Expected Outcome: You discover the difference between fail-fast (TaskGroup) and resilient (gather) patterns, and learn when each applies in production.
Building a Production Task Coordinator
Capstone Activity: Build a real-world task coordinator.
Specification:
- Fetch from 8 external services with varied latency (use asyncio.sleep):
- 3 services: 0.5s each
- 3 services: 1.5s each
- 2 services: 2.5s each
- 2 services fail randomly (raise exception)
- Use
asyncio.gather(return_exceptions=True)for resilience - Include timeout: if total fetch takes >5 seconds, cancel remaining tasks
- Return: (successful_results, failed_services, timed_out_flag)
- Type hints throughout
Deliverable: Save to /tmp/task_coordinator.py
Testing Your Work:
python /tmp/task_coordinator.py
# Expected output:
# Successfully fetched: 6 services
# Failed services: 2 (handled gracefully)
# Total time: ~2.5 seconds (longest service)
# Timeout triggered: False (or True if >5s)
Validation Checklist:
- Code runs without raising exceptions
- All 8 services attempted (gather runs all)
- Failed services caught by return_exceptions=True
- Total time ~2.5s (longest latency, not sum)
- Timeout mechanism works (can adjust latency to test)
- Type hints complete
- Follows production pattern (asyncio.run at top, gather for coordination)
Time Estimate: 30-35 minutes (5 min discover, 8 min teach/learn, 8 min edge cases, 9-14 min build artifact)
Key Takeaway: You've mastered three task coordination patterns and understand when to choose resilience (gather) over atomicity (TaskGroup).
Try With AI
Why does TaskGroup cancel all tasks when one fails, but gather() continues with return_exceptions=True?
🔍 Explore Task Coordination:
"Compare asyncio.TaskGroup vs asyncio.gather() for 5 concurrent tasks.

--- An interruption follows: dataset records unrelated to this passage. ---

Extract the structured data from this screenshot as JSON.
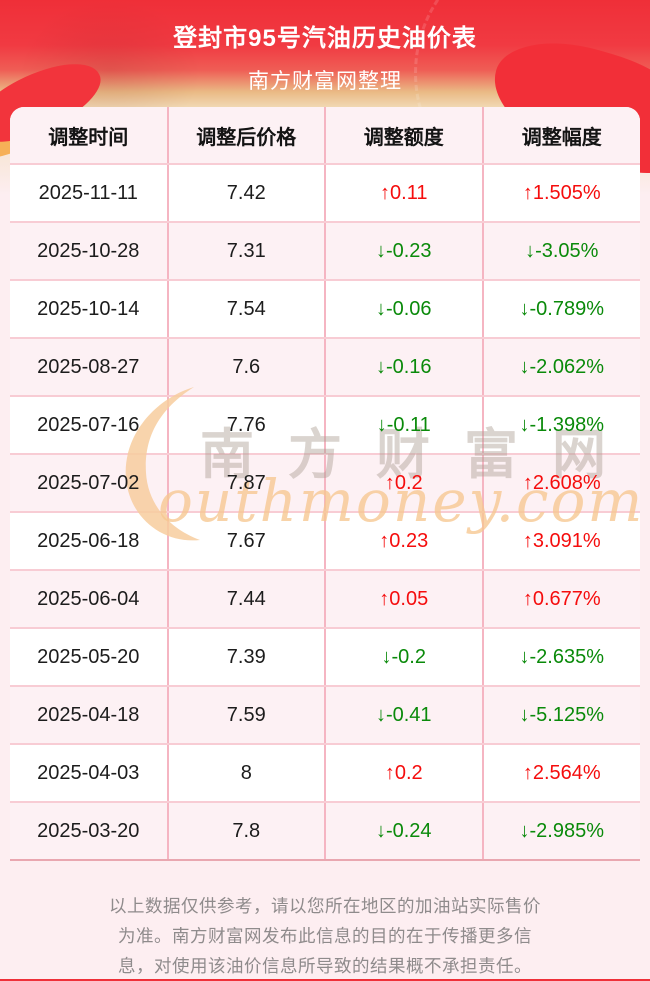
{
  "header": {
    "title": "登封市95号汽油历史油价表",
    "subtitle": "南方财富网整理"
  },
  "chart_data": {
    "type": "table",
    "title": "登封市95号汽油历史油价表",
    "subtitle": "南方财富网整理",
    "columns": [
      "调整时间",
      "调整后价格",
      "调整额度",
      "调整幅度"
    ],
    "rows": [
      {
        "date": "2025-11-11",
        "price": "7.42",
        "change": "↑0.11",
        "pct": "↑1.505%",
        "trend": "up"
      },
      {
        "date": "2025-10-28",
        "price": "7.31",
        "change": "↓-0.23",
        "pct": "↓-3.05%",
        "trend": "down"
      },
      {
        "date": "2025-10-14",
        "price": "7.54",
        "change": "↓-0.06",
        "pct": "↓-0.789%",
        "trend": "down"
      },
      {
        "date": "2025-08-27",
        "price": "7.6",
        "change": "↓-0.16",
        "pct": "↓-2.062%",
        "trend": "down"
      },
      {
        "date": "2025-07-16",
        "price": "7.76",
        "change": "↓-0.11",
        "pct": "↓-1.398%",
        "trend": "down"
      },
      {
        "date": "2025-07-02",
        "price": "7.87",
        "change": "↑0.2",
        "pct": "↑2.608%",
        "trend": "up"
      },
      {
        "date": "2025-06-18",
        "price": "7.67",
        "change": "↑0.23",
        "pct": "↑3.091%",
        "trend": "up"
      },
      {
        "date": "2025-06-04",
        "price": "7.44",
        "change": "↑0.05",
        "pct": "↑0.677%",
        "trend": "up"
      },
      {
        "date": "2025-05-20",
        "price": "7.39",
        "change": "↓-0.2",
        "pct": "↓-2.635%",
        "trend": "down"
      },
      {
        "date": "2025-04-18",
        "price": "7.59",
        "change": "↓-0.41",
        "pct": "↓-5.125%",
        "trend": "down"
      },
      {
        "date": "2025-04-03",
        "price": "8",
        "change": "↑0.2",
        "pct": "↑2.564%",
        "trend": "up"
      },
      {
        "date": "2025-03-20",
        "price": "7.8",
        "change": "↓-0.24",
        "pct": "↓-2.985%",
        "trend": "down"
      }
    ]
  },
  "watermark": {
    "cn": "南方财富网",
    "en": "outhmoney.com"
  },
  "footer": {
    "lines": [
      "以上数据仅供参考，请以您所在地区的加油站实际售价",
      "为准。南方财富网发布此信息的目的在于传播更多信",
      "息，对使用该油价信息所导致的结果概不承担责任。"
    ]
  },
  "colors": {
    "up": "#f50d0d",
    "down": "#0a8a0a",
    "banner_red": "#f0343c",
    "row_pink": "#fdf1f4",
    "border_pink": "#f5b5c2",
    "watermark_orange": "#f6c68f"
  }
}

Show what happens when task 3 fails in each approach. Explain when atomicity (TaskGroup) matters vs resilience (gather)."

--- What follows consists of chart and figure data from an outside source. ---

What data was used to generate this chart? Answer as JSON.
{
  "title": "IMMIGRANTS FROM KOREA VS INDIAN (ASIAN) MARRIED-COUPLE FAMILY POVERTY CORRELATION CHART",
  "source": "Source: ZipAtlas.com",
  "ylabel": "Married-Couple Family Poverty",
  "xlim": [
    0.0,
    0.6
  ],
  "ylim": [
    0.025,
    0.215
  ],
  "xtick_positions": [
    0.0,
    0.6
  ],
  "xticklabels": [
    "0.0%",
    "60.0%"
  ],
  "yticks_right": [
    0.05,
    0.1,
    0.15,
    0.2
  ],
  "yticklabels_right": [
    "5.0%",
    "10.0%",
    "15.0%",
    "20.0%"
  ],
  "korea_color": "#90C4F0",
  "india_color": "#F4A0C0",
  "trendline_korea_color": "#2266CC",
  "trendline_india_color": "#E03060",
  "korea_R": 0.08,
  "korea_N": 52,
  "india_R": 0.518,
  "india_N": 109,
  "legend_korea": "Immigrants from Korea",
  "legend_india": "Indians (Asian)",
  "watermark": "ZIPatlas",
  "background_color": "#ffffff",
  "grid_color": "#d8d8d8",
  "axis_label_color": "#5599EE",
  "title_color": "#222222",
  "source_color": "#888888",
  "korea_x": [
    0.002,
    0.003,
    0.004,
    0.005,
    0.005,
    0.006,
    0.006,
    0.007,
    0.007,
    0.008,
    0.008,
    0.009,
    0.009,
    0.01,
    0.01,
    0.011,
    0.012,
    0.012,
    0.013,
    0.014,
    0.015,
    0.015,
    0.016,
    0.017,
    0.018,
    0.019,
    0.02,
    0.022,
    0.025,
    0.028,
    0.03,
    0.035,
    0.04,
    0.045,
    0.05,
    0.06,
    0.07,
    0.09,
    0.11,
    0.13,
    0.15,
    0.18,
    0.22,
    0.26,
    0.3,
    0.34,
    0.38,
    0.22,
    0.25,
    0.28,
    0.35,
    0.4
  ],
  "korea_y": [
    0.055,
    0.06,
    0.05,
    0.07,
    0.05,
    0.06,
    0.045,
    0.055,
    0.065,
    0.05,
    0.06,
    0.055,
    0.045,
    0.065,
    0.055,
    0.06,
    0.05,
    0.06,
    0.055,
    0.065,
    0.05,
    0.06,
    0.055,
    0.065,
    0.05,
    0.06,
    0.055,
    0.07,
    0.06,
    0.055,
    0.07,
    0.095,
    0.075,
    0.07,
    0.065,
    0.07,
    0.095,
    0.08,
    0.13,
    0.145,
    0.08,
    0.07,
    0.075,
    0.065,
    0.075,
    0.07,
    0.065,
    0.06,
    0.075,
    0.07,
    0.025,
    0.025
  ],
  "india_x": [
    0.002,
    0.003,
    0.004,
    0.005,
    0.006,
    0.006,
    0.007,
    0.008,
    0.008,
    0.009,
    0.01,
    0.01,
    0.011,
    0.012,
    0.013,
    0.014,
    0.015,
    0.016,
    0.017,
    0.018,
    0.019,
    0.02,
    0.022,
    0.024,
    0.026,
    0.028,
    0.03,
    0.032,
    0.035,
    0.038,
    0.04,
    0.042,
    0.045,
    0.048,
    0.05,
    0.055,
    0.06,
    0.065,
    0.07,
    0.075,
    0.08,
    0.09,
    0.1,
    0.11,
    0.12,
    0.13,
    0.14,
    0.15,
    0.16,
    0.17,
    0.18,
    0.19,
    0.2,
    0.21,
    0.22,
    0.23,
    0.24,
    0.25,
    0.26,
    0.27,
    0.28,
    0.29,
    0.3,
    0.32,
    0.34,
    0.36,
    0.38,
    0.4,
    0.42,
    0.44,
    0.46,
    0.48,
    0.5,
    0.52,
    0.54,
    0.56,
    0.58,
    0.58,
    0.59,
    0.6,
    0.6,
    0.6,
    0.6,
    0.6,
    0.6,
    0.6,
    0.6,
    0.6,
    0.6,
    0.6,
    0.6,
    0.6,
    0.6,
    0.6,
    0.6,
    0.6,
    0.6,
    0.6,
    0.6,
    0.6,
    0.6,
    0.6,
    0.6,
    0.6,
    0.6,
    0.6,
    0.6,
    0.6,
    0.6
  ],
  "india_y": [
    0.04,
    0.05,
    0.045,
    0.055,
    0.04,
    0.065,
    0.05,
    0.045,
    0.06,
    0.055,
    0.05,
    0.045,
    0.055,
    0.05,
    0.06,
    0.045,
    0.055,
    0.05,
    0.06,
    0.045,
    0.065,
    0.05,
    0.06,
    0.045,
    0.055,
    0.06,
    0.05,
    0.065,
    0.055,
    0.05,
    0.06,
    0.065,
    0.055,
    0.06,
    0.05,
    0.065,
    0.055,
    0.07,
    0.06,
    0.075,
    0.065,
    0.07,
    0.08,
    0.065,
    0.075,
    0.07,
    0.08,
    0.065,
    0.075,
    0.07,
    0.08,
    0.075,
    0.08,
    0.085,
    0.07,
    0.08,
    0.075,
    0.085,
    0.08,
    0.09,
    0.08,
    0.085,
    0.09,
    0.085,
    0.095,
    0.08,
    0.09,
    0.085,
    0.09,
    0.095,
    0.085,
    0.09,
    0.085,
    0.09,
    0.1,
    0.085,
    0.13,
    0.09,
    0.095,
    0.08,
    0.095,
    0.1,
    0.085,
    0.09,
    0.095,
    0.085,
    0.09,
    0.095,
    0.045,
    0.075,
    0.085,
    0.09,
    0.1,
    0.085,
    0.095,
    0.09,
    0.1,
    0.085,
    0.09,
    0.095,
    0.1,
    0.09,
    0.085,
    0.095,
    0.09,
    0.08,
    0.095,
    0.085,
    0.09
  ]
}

🎯 Practice Structured Concurrency:
"Implement a service health checker using TaskGroup that tests 10 endpoints. Show how automatic cancellation protects against partial failures. What happens to tasks 5-10 when task 2 fails?"

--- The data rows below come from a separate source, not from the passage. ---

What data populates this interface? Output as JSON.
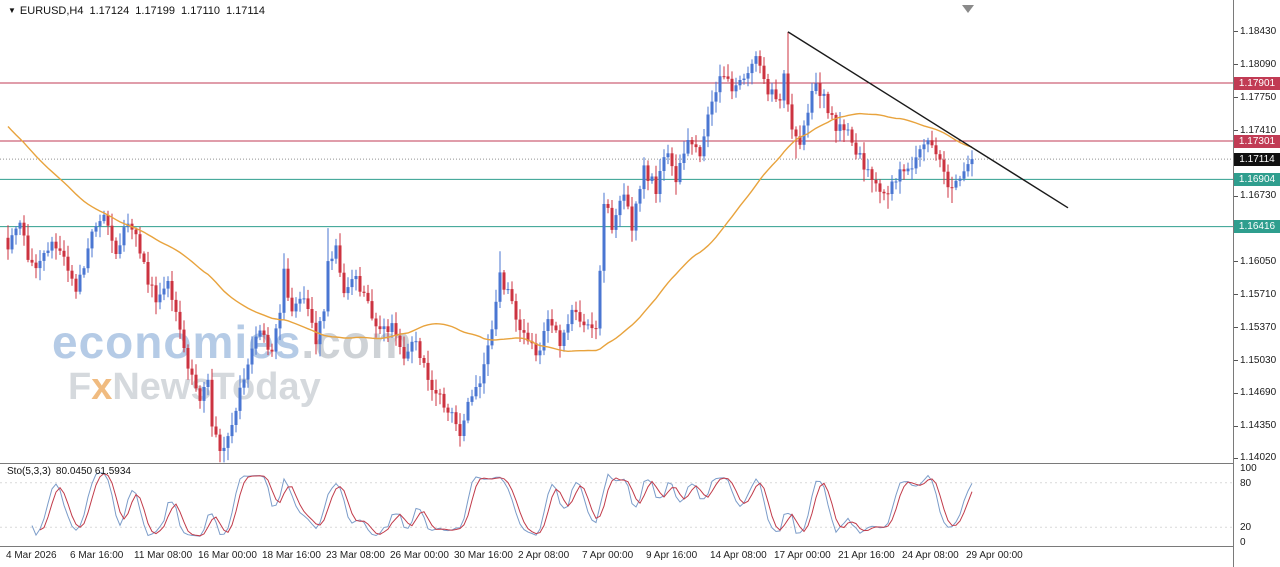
{
  "quote_header": {
    "collapse_icon": "▼",
    "symbol": "EURUSD,H4",
    "open": "1.17124",
    "high": "1.17199",
    "low": "1.17110",
    "close": "1.17114"
  },
  "watermark": {
    "brand": "economies",
    "brand_suffix": ".com",
    "tagline_pre": "F",
    "tagline_x": "x",
    "tagline_post": "NewsToday"
  },
  "colors": {
    "candle_up": "#4a76d2",
    "candle_down": "#cc3340",
    "ma_line": "#e8a33d",
    "resistance": "#c13b54",
    "support": "#2f9e8e",
    "current_price_badge": "#111111",
    "trendline": "#1a1a1a"
  },
  "price_axis": {
    "plain": [
      {
        "price": 1.1843,
        "text": "1.18430"
      },
      {
        "price": 1.1809,
        "text": "1.18090"
      },
      {
        "price": 1.1775,
        "text": "1.17750"
      },
      {
        "price": 1.1741,
        "text": "1.17410"
      },
      {
        "price": 1.1673,
        "text": "1.16730"
      },
      {
        "price": 1.1605,
        "text": "1.16050"
      },
      {
        "price": 1.1571,
        "text": "1.15710"
      },
      {
        "price": 1.1537,
        "text": "1.15370"
      },
      {
        "price": 1.1503,
        "text": "1.15030"
      },
      {
        "price": 1.1469,
        "text": "1.14690"
      },
      {
        "price": 1.1435,
        "text": "1.14350"
      },
      {
        "price": 1.1402,
        "text": "1.14020"
      }
    ],
    "badges": [
      {
        "price": 1.17901,
        "text": "1.17901",
        "color": "#c13b54"
      },
      {
        "price": 1.17301,
        "text": "1.17301",
        "color": "#c13b54"
      },
      {
        "price": 1.17114,
        "text": "1.17114",
        "color": "#111111"
      },
      {
        "price": 1.16904,
        "text": "1.16904",
        "color": "#2f9e8e"
      },
      {
        "price": 1.16416,
        "text": "1.16416",
        "color": "#2f9e8e"
      }
    ]
  },
  "chart_data": {
    "type": "candlestick",
    "symbol": "EURUSD",
    "timeframe": "H4",
    "bars": 242,
    "ylim": [
      1.1397,
      1.1876
    ],
    "hlines": [
      {
        "price": 1.17901,
        "color": "#c13b54",
        "style": "solid"
      },
      {
        "price": 1.17301,
        "color": "#c13b54",
        "style": "solid"
      },
      {
        "price": 1.17114,
        "color": "#909090",
        "style": "dotted"
      },
      {
        "price": 1.16904,
        "color": "#2f9e8e",
        "style": "solid"
      },
      {
        "price": 1.16416,
        "color": "#2f9e8e",
        "style": "solid"
      }
    ],
    "trendline": {
      "from_bar": 195,
      "from_price": 1.1843,
      "to_bar": 265,
      "to_price": 1.1661,
      "color": "#1a1a1a"
    },
    "ma": {
      "period": 50,
      "color": "#e8a33d",
      "prehistory": [
        1.186,
        1.164
      ]
    },
    "anchors": [
      [
        0,
        1.1618
      ],
      [
        2,
        1.1636
      ],
      [
        3,
        1.1645
      ],
      [
        5,
        1.1612
      ],
      [
        8,
        1.16
      ],
      [
        10,
        1.1616
      ],
      [
        12,
        1.1626
      ],
      [
        14,
        1.1605
      ],
      [
        17,
        1.1578
      ],
      [
        19,
        1.1605
      ],
      [
        21,
        1.1638
      ],
      [
        24,
        1.1652
      ],
      [
        26,
        1.1628
      ],
      [
        27,
        1.1616
      ],
      [
        30,
        1.1648
      ],
      [
        32,
        1.163
      ],
      [
        34,
        1.16
      ],
      [
        37,
        1.1562
      ],
      [
        40,
        1.1582
      ],
      [
        42,
        1.1552
      ],
      [
        44,
        1.1512
      ],
      [
        46,
        1.1488
      ],
      [
        48,
        1.1462
      ],
      [
        50,
        1.1478
      ],
      [
        51,
        1.144
      ],
      [
        53,
        1.1408
      ],
      [
        55,
        1.1428
      ],
      [
        57,
        1.1452
      ],
      [
        60,
        1.15
      ],
      [
        63,
        1.1532
      ],
      [
        66,
        1.1514
      ],
      [
        68,
        1.1556
      ],
      [
        69,
        1.1592
      ],
      [
        71,
        1.1556
      ],
      [
        74,
        1.1572
      ],
      [
        77,
        1.1522
      ],
      [
        79,
        1.156
      ],
      [
        80,
        1.1602
      ],
      [
        82,
        1.1628
      ],
      [
        84,
        1.1572
      ],
      [
        87,
        1.1592
      ],
      [
        90,
        1.1558
      ],
      [
        93,
        1.1532
      ],
      [
        96,
        1.1542
      ],
      [
        99,
        1.1506
      ],
      [
        102,
        1.1522
      ],
      [
        105,
        1.148
      ],
      [
        108,
        1.1462
      ],
      [
        111,
        1.1444
      ],
      [
        113,
        1.1426
      ],
      [
        115,
        1.1462
      ],
      [
        118,
        1.1484
      ],
      [
        121,
        1.1534
      ],
      [
        123,
        1.1592
      ],
      [
        126,
        1.1562
      ],
      [
        129,
        1.1526
      ],
      [
        132,
        1.1508
      ],
      [
        135,
        1.1542
      ],
      [
        138,
        1.1522
      ],
      [
        141,
        1.1558
      ],
      [
        144,
        1.1542
      ],
      [
        147,
        1.1532
      ],
      [
        149,
        1.1668
      ],
      [
        151,
        1.1642
      ],
      [
        154,
        1.1676
      ],
      [
        156,
        1.1644
      ],
      [
        159,
        1.17
      ],
      [
        162,
        1.1682
      ],
      [
        165,
        1.1722
      ],
      [
        167,
        1.1694
      ],
      [
        170,
        1.1736
      ],
      [
        173,
        1.1712
      ],
      [
        175,
        1.1752
      ],
      [
        178,
        1.1802
      ],
      [
        181,
        1.1786
      ],
      [
        184,
        1.18
      ],
      [
        187,
        1.1812
      ],
      [
        190,
        1.1782
      ],
      [
        193,
        1.1772
      ],
      [
        194,
        1.18
      ],
      [
        195,
        1.1768
      ],
      [
        196,
        1.1742
      ],
      [
        198,
        1.1722
      ],
      [
        200,
        1.1762
      ],
      [
        202,
        1.1788
      ],
      [
        204,
        1.1776
      ],
      [
        207,
        1.1742
      ],
      [
        210,
        1.1748
      ],
      [
        212,
        1.1722
      ],
      [
        215,
        1.17
      ],
      [
        218,
        1.168
      ],
      [
        220,
        1.1672
      ],
      [
        222,
        1.1692
      ],
      [
        225,
        1.1702
      ],
      [
        228,
        1.1722
      ],
      [
        230,
        1.173
      ],
      [
        232,
        1.1712
      ],
      [
        234,
        1.1696
      ],
      [
        236,
        1.1678
      ],
      [
        238,
        1.169
      ],
      [
        240,
        1.17
      ],
      [
        241,
        1.17114
      ]
    ],
    "spikes": [
      {
        "b": 24,
        "h": 1.1658
      },
      {
        "b": 30,
        "h": 1.1655
      },
      {
        "b": 53,
        "l": 1.1402
      },
      {
        "b": 69,
        "h": 1.1614
      },
      {
        "b": 80,
        "h": 1.164
      },
      {
        "b": 113,
        "l": 1.1414
      },
      {
        "b": 123,
        "h": 1.1616
      },
      {
        "b": 187,
        "h": 1.1822
      },
      {
        "b": 195,
        "h": 1.1843
      },
      {
        "b": 197,
        "l": 1.1712
      },
      {
        "b": 220,
        "l": 1.166
      },
      {
        "b": 236,
        "l": 1.1666
      }
    ],
    "x_labels": [
      {
        "bar": 0,
        "text": "4 Mar 2026"
      },
      {
        "bar": 16,
        "text": "6 Mar 16:00"
      },
      {
        "bar": 32,
        "text": "11 Mar 08:00"
      },
      {
        "bar": 48,
        "text": "16 Mar 00:00"
      },
      {
        "bar": 64,
        "text": "18 Mar 16:00"
      },
      {
        "bar": 80,
        "text": "23 Mar 08:00"
      },
      {
        "bar": 96,
        "text": "26 Mar 00:00"
      },
      {
        "bar": 112,
        "text": "30 Mar 16:00"
      },
      {
        "bar": 128,
        "text": "2 Apr 08:00"
      },
      {
        "bar": 144,
        "text": "7 Apr 00:00"
      },
      {
        "bar": 160,
        "text": "9 Apr 16:00"
      },
      {
        "bar": 176,
        "text": "14 Apr 08:00"
      },
      {
        "bar": 192,
        "text": "17 Apr 00:00"
      },
      {
        "bar": 208,
        "text": "21 Apr 16:00"
      },
      {
        "bar": 224,
        "text": "24 Apr 08:00"
      },
      {
        "bar": 240,
        "text": "29 Apr 00:00"
      }
    ],
    "indicator": {
      "name": "Sto(5,3,3)",
      "values_text": "80.0450 61.5934",
      "k_period": 5,
      "slowing": 3,
      "d_period": 3,
      "ylim": [
        0,
        100
      ],
      "levels": [
        {
          "v": 100,
          "text": "100"
        },
        {
          "v": 80,
          "text": "80"
        },
        {
          "v": 20,
          "text": "20"
        },
        {
          "v": 0,
          "text": "0"
        }
      ],
      "levels_dashed": [
        80,
        20
      ],
      "main_color": "#7b9cc9",
      "signal_color": "#c13b4a"
    }
  }
}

🧪 Test Exception Handling:
"Create 8 async tasks where 2 fail randomly. Use gather(return_exceptions=True) to continue despite failures. Show how to identify which tasks succeeded vs failed and handle errors gracefully."
🚀 Apply to Multi-Agent Systems:
"Design an agent coordinator that launches 6 agents concurrently. Some agents must all succeed (use TaskGroup), others can fail independently (use gather). Explain your coordination strategy."